"Or that I should come without him?"
"We pictured you pretty extensively married, I confess."
"So I was—so I am, I mean." She remembered her promise; she was not to mention her great resolve. But it struck her that the pledge would be hard to keep. Already the atmosphere of Shaylor's Patch suggested that her position was eminently one to talk over, to discuss with an open-minded sympathetic friend, to speculate about in all its bearings.
"But you mustn't think I'm absolutely hidebound," she went on. "I can think—and act—for myself." She was skirting the forbidden ground.
"I'm glad of it. Is Maxon?" There was a humorous twinkle behind his spectacles.

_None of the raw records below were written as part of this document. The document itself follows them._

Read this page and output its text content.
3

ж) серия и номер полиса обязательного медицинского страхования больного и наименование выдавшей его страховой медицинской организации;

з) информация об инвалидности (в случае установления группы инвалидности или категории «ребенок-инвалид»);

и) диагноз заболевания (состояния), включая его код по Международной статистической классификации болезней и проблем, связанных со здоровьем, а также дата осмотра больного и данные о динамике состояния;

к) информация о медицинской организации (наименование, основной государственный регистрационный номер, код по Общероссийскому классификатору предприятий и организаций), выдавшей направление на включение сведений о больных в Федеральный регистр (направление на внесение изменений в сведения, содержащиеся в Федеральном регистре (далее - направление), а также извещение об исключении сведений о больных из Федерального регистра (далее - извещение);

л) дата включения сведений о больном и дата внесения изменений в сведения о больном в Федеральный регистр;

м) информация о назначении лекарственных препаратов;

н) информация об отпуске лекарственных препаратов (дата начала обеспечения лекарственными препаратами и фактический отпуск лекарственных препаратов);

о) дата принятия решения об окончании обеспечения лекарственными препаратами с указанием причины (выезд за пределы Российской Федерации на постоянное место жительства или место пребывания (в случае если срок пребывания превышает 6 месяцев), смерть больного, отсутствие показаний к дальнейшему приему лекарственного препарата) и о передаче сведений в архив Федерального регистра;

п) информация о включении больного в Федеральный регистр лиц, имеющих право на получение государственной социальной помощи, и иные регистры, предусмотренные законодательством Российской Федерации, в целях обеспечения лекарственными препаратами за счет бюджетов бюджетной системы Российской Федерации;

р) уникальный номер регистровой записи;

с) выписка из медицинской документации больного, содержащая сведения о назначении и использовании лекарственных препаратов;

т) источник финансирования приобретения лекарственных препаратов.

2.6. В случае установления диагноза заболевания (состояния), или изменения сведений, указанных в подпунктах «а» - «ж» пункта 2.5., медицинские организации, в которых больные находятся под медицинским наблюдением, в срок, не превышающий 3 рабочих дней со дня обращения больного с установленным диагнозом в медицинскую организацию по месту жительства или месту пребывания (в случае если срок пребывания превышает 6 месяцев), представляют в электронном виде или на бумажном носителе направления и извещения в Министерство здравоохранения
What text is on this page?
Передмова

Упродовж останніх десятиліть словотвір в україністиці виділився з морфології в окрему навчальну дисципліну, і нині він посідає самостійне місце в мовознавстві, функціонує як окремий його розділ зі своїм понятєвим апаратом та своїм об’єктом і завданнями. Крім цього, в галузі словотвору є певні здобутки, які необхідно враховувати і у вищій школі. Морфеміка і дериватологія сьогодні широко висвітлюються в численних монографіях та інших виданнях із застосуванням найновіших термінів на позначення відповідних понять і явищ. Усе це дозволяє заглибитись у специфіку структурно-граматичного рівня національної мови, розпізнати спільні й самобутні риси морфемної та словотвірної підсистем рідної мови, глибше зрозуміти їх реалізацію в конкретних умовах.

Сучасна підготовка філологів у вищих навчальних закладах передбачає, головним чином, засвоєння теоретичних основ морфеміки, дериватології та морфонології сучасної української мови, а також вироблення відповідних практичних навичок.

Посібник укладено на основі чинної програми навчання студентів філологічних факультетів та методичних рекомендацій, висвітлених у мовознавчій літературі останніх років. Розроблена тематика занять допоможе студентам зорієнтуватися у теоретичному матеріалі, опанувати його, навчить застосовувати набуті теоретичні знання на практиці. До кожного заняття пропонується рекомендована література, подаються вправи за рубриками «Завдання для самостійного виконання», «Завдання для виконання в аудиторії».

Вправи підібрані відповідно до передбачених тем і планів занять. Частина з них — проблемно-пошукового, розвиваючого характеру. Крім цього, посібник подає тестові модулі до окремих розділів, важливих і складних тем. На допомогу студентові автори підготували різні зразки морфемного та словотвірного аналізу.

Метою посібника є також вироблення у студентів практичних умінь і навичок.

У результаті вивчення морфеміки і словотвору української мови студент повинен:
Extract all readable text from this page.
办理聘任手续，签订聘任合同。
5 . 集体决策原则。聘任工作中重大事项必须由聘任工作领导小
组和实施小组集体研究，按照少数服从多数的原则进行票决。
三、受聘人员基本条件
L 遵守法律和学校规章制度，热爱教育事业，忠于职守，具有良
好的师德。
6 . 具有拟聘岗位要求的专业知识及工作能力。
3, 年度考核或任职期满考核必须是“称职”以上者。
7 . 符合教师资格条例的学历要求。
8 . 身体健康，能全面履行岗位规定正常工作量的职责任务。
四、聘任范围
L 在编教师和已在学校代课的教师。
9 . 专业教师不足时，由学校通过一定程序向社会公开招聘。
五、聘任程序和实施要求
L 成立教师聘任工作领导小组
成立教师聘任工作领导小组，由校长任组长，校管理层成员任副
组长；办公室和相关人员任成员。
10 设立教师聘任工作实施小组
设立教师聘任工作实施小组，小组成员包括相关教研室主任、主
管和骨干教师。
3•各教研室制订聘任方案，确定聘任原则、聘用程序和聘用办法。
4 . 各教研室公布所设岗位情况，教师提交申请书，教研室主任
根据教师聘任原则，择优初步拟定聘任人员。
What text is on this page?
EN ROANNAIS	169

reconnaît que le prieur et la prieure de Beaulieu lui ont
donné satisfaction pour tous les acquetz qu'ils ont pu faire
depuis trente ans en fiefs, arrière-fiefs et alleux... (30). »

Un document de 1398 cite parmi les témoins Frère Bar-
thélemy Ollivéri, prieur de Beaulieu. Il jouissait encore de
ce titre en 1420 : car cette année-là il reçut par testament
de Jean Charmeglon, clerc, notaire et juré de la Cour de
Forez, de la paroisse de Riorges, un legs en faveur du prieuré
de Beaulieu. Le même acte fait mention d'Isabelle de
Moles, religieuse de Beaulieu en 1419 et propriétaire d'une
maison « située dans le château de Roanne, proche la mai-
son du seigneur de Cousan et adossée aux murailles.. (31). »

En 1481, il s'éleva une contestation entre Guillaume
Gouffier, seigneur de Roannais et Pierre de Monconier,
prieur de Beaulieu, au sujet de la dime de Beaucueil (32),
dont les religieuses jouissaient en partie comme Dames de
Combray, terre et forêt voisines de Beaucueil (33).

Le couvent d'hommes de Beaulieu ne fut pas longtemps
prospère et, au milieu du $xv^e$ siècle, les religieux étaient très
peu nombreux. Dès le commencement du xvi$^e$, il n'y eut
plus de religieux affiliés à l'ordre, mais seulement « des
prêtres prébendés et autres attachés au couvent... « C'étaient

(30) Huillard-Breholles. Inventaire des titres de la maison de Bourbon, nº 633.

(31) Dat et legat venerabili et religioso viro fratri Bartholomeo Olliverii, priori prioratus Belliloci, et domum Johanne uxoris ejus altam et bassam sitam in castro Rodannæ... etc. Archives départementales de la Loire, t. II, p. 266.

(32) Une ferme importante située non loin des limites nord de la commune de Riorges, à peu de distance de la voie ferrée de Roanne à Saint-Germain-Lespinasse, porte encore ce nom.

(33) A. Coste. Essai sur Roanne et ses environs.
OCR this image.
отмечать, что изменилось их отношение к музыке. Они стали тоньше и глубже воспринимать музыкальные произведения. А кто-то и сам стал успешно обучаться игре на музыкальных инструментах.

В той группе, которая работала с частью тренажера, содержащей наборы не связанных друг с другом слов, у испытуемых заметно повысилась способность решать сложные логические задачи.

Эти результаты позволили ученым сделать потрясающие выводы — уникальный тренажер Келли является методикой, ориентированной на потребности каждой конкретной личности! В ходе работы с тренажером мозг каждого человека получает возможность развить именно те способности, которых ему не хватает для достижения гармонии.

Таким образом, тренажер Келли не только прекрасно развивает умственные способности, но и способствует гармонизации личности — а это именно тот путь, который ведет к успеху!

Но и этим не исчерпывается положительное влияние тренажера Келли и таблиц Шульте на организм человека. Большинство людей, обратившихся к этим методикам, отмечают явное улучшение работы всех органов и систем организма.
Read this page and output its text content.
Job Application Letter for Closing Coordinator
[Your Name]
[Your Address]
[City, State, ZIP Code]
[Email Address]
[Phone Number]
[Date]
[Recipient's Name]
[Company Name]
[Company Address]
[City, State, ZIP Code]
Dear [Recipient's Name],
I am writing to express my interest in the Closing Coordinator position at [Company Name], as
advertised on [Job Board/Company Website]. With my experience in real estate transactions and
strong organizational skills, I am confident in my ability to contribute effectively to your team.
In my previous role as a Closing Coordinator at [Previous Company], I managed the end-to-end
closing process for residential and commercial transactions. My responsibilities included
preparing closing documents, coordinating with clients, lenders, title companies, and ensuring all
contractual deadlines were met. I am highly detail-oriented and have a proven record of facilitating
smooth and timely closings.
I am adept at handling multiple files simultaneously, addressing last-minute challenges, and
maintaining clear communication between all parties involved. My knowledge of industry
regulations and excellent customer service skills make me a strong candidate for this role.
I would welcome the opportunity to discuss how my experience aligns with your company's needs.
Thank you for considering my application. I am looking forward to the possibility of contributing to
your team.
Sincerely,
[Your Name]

"Why are we to talk of Cyril when I've just begun my holiday?" Yet there was nothing else that she really wanted to talk about. Oh, that stupid promise! Of course she ought to have reserved the right to lay the case before her friends. But a promise is a promise, however stupid. That certainly would be Cyril's view; and it was hers. Was it, she wondered, the Shaylor's Patch view? Or might a question of ethics like that be to some extent "in solution"?
"He thinks me an awful reprobate?" Stephen asked.
She nodded, smiling.
"So they do down here, but my friends in London call me a very mild specimen. I expect some of them will turn up while you're here, and you'll be able to see for yourself."
"You don't mind being thought a reprobate down here?"